Direct naar artikelinhoud
Ik heb een droom

Psycholoog Iva Bicanic: Ik lig niet wakker van de verhalen die mijn patiënten - jonge slachtoffers van seksueel geweld - mij vertellen

Psycholoog Iva Bicanic: Ik lig niet wakker van de verhalen die mijn patiënten - jonge slachtoffers van seksueel geweld - mij vertellen
Beeld Jorgen Caris

“Als kind ging ik iedere zomer naar Kroatië, waar mijn ouders vandaan komen. We lagen de hele dag in de Middellandse Zee en kwamen er pas ’s avonds uit met gerimpelde vingers en tenen.”

“Behalve tussen de middag. Dan moesten we slapen van mijn oma, want als we na de lunch direct gingen zwemmen zouden we grč krijgen, kramp.

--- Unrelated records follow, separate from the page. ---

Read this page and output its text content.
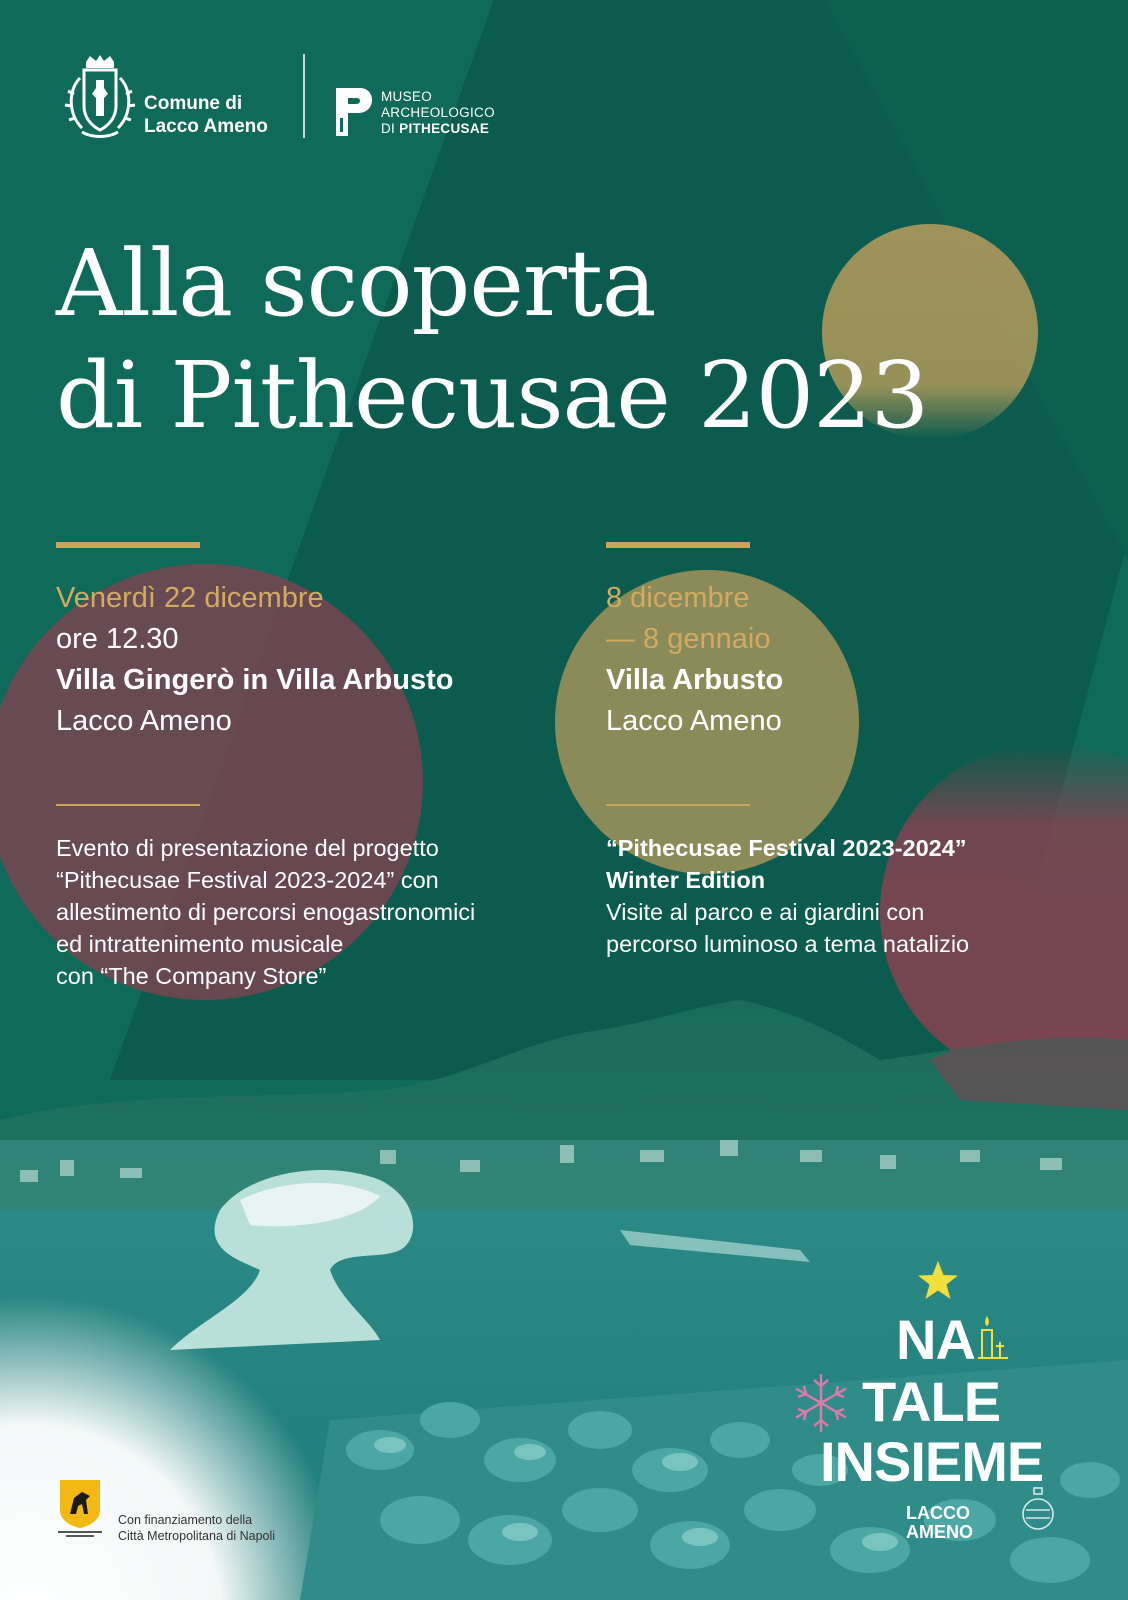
Comune di
Lacco Ameno
MUSEO
ARCHEOLOGICO
DI PITHECUSAE
Alla scoperta
di Pithecusae 2023
Venerdì 22 dicembre
ore 12.30
Villa Gingerò in Villa Arbusto
Lacco Ameno
8 dicembre
— 8 gennaio
Villa Arbusto
Lacco Ameno
Evento di presentazione del progetto
“Pithecusae Festival 2023-2024” con
allestimento di percorsi enogastronomici
ed intrattenimento musicale
con “The Company Store”
“Pithecusae Festival 2023-2024”
Winter Edition
Visite al parco e ai giardini con
percorso luminoso a tema natalizio
NA
TALE
INSIEME
LACCO
AMENO
Con finanziamento della
Città Metropolitana di Napoli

We sliepen als rozen. Het beeld van dat blauwe zeewater met dansende lichtjes erin staat op mijn netvlies gebrand.

Ik lig niet wakker van de verhalen die mijn patiënten - jonge slachtoffers van seksueel geweld - mij vertellen. Dat komt omdat ik als behandelaar bezig ben schade te repareren. Dat is iets positiefs, en helpt mijzelf ook. De enige keer dat ik zelf naar droomde, was toen mijn eerste kind net was geboren. Ik droomde iedere nacht dat ik hem kwijt was en lag met mijn handen om me heen te tasten. De grens tussen realiteit en droom vervaagde. Het gevoel van verlies was levensecht.

Doorhalen, dat doe ik niet meer

Zo’n levensecht, onaangenaam gevoel ervaren slachtoffers van seksueel geweld ook vaak in hun herbelevingen: die lijken net echt. Iemand met een posttraumatische stressstoornis, wat veel voorkomt bij misbruikslachtoffers, wordt vaak totaal overdonderd door een onverwerkt, traumatisch beeld dat zich op onverwachte momenten opdringt. Omdat ze vaak nachtmerries hebben, worden ze bang voor de nacht en gaan ze overdag slapen. Gelukkig zijn er manieren om die beelden te verwerken.

Afkicken

Ik werkte jarenlang ook ’s nachts. Ik verzette bergen werk en ontving veel lof. In die tijd promoveerde ik, deed ik een opleiding tot klinisch psycholoog en werden de eerste Centra Seksueel Geweld opgericht. Ik raakte berucht om die korte nachten. Dan kregen collega’s weer een mail van mij om 4 uur ’s nachts. Toen mijn vader vorig jaar overleed veranderde dat. Ik zag in dat ook ik de nacht nodig heb om te rusten en het niet stoer is om door te halen. Ik moest er echt van afkicken. Als je minder voor elkaar krijgt, krijg je ook minder lof. Ik moest leren om vaker nee te zeggen. Maar ik heb gemerkt dat er niet echt iets gebeurt, als je mindert.

Tien jaar geleden was ik in Denemarken waar de verkrachtingscentra allang bestaan. In die rapecenters is alle zorg onder één dak. Ik zag een kaartje van Nederland voor me met stippen erop, plaatsen waar die centra moesten komen. Die droom is uitgekomen. Er zijn er nu zestien in totaal, verspreid door het land. In de toekomst hoop ik dat we allemaal het telefoonnummer van het Centrum in onze telefoon hebben staan, net als 112. Als je net slachtoffer van seksueel geweld bent geworden, bel je en heb je direct toegang tot de beste zorg en onderzoek door politie, arts en psycholoog. Daar hebben slachtoffers recht op.”

Iva Bicanic (1972) is hoofd van het Landelijk Psychotraumacentrum UMC Utrecht en van het Centrum Seksueel Geweld. Ze werd vorige week uitgeroepen tot de Meest Invloedrijke Persoon in de Publieke Gezondheid 2018.